Kommt es zur Überzahlung von Vergütungsbestandteilen, so kann der Arbeitgeber vom Arbeitnehmer Rückerstattung der zuviel gezahlten Vergütung verlangen. Anspruchsgrundlage bilden tarifvertragliche Rückzahlungsklauseln oder die Vorschriften über die ungerechtfertigte Bereicherung (§ 812 BGB).Dem Anspruch des Arbeitgebers aus § 812 BGB kann der Arbeitnehmer die Einrede des Wegfalls der Bereicherung (Entreicherung, § 818 Abs. 3 BGB) entgegensetzen. Eine Rückzahlungspflicht besteht dann nicht mehr, wenn der Arbeitnehmer zum Zeitpunkt des Rückzahlungsverlangens nicht mehr um den überzahlten Betrag bereichert ist. Hierfür ist der Arbeitnehmer grundsätzlich darlegungs- und beweispflichtig. Beruft sich der Arbeitnehmer auf Entreicherung, so hat die Rechtsprechung zu seinen Gunsten Beweiserleichterungen anerkannt.

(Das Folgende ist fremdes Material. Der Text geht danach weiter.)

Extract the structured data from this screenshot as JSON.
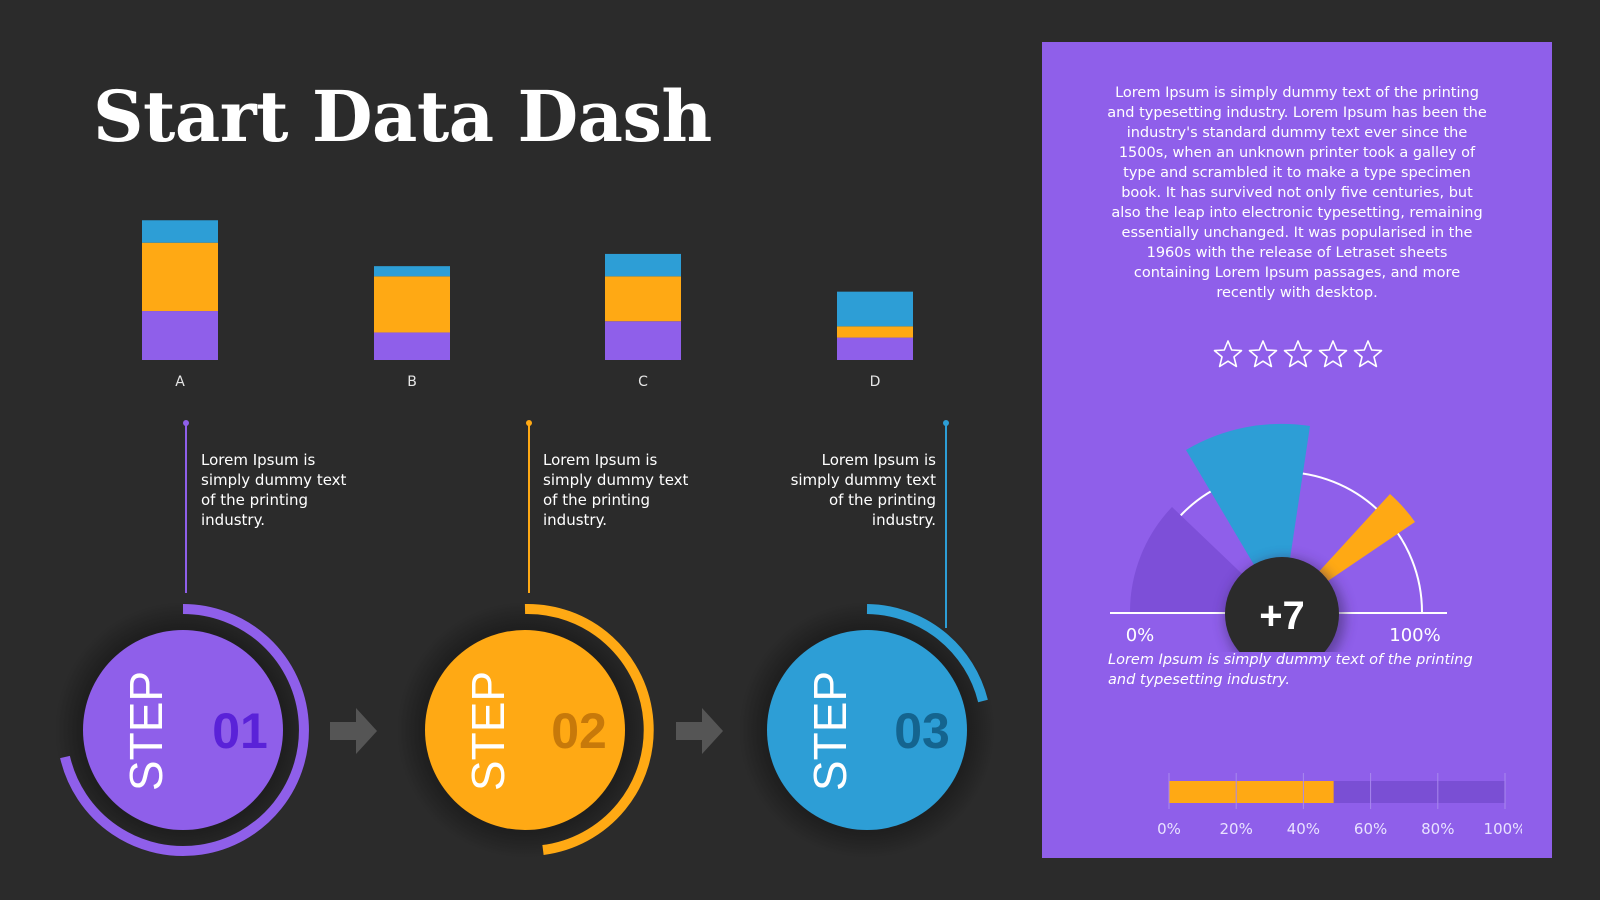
{
  "title": "Start Data Dash",
  "colors": {
    "background": "#2b2b2b",
    "purple": "#8f5fea",
    "orange": "#ffa914",
    "blue": "#2d9ed6",
    "dark_purple": "#5a22d8",
    "dark_orange": "#c7790a",
    "dark_blue": "#14648f"
  },
  "chart_data": {
    "type": "bar",
    "stacked": true,
    "categories": [
      "A",
      "B",
      "C",
      "D"
    ],
    "series": [
      {
        "color": "#8f5fea",
        "values": [
          48,
          27,
          38,
          22
        ]
      },
      {
        "color": "#ffa914",
        "values": [
          67,
          55,
          44,
          11
        ]
      },
      {
        "color": "#2d9ed6",
        "values": [
          22,
          10,
          22,
          34
        ]
      }
    ]
  },
  "steps": [
    {
      "word": "STEP",
      "number": "01",
      "text": "Lorem Ipsum is simply dummy text of the printing industry.",
      "color": "#8f5fea",
      "number_color": "#5a22d8"
    },
    {
      "word": "STEP",
      "number": "02",
      "text": "Lorem Ipsum is simply dummy text of the printing industry.",
      "color": "#ffa914",
      "number_color": "#c7790a"
    },
    {
      "word": "STEP",
      "number": "03",
      "text": "Lorem Ipsum is simply dummy text of the printing industry.",
      "color": "#2d9ed6",
      "number_color": "#14648f"
    }
  ],
  "panel": {
    "paragraph": "Lorem Ipsum is simply dummy text of the printing and typesetting industry. Lorem Ipsum has been the industry's standard dummy text ever since the 1500s, when an unknown printer took a galley of type and scrambled it to make a type specimen book. It has survived not only five centuries, but also the leap into electronic typesetting, remaining essentially unchanged. It was popularised in the 1960s with the release of Letraset sheets containing Lorem Ipsum passages, and more recently with desktop.",
    "rating": {
      "value": 0,
      "max": 5
    },
    "gauge": {
      "value_label": "+7",
      "min_label": "0%",
      "max_label": "100%"
    },
    "caption": "Lorem Ipsum is simply dummy text of the printing and typesetting industry.",
    "progress": {
      "value_percent": 49,
      "ticks": [
        "0%",
        "20%",
        "40%",
        "60%",
        "80%",
        "100%"
      ]
    }
  }
}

17.1 Anspruch aus dem Tarifvertrag
Teilweise begründet der Tarifvertrag selbst Rückzahlungsverpflichtungen. Dies ist z.B. der Fall in
- § 4 Abs. 2 Urlaubsgeld-TV: Ist das Urlaubsgeld gezahlt worden, obwohl es dem Arbeitnehmer nicht zustand, ist es in voller Höhe zurückzuzahlen. (vgl. "Das Urlaubsgeld ")
- §1 Abs. 5 Zuwendungs-TV: Hat der Angestellte die Weihnachtszuwendung erhalten, scheidet jedoch bis einschließlich 31. März des Folgejahres "schädlich" aus dem Arbeitsverhältnis aus, so hat er die Zuwendung in voller Höhe zurückzuzahlen. (vgl. "Zuwendung, Weihnachtsgeld ")
Ergibt sich die Rückzahlungsverpflichtung aus einer tarifvertraglichen Regelung, so kann dem Arbeitgeber der Wegfall der Bereicherung (§ 818 Abs. 3 BGB) nicht entgegengehalten werden.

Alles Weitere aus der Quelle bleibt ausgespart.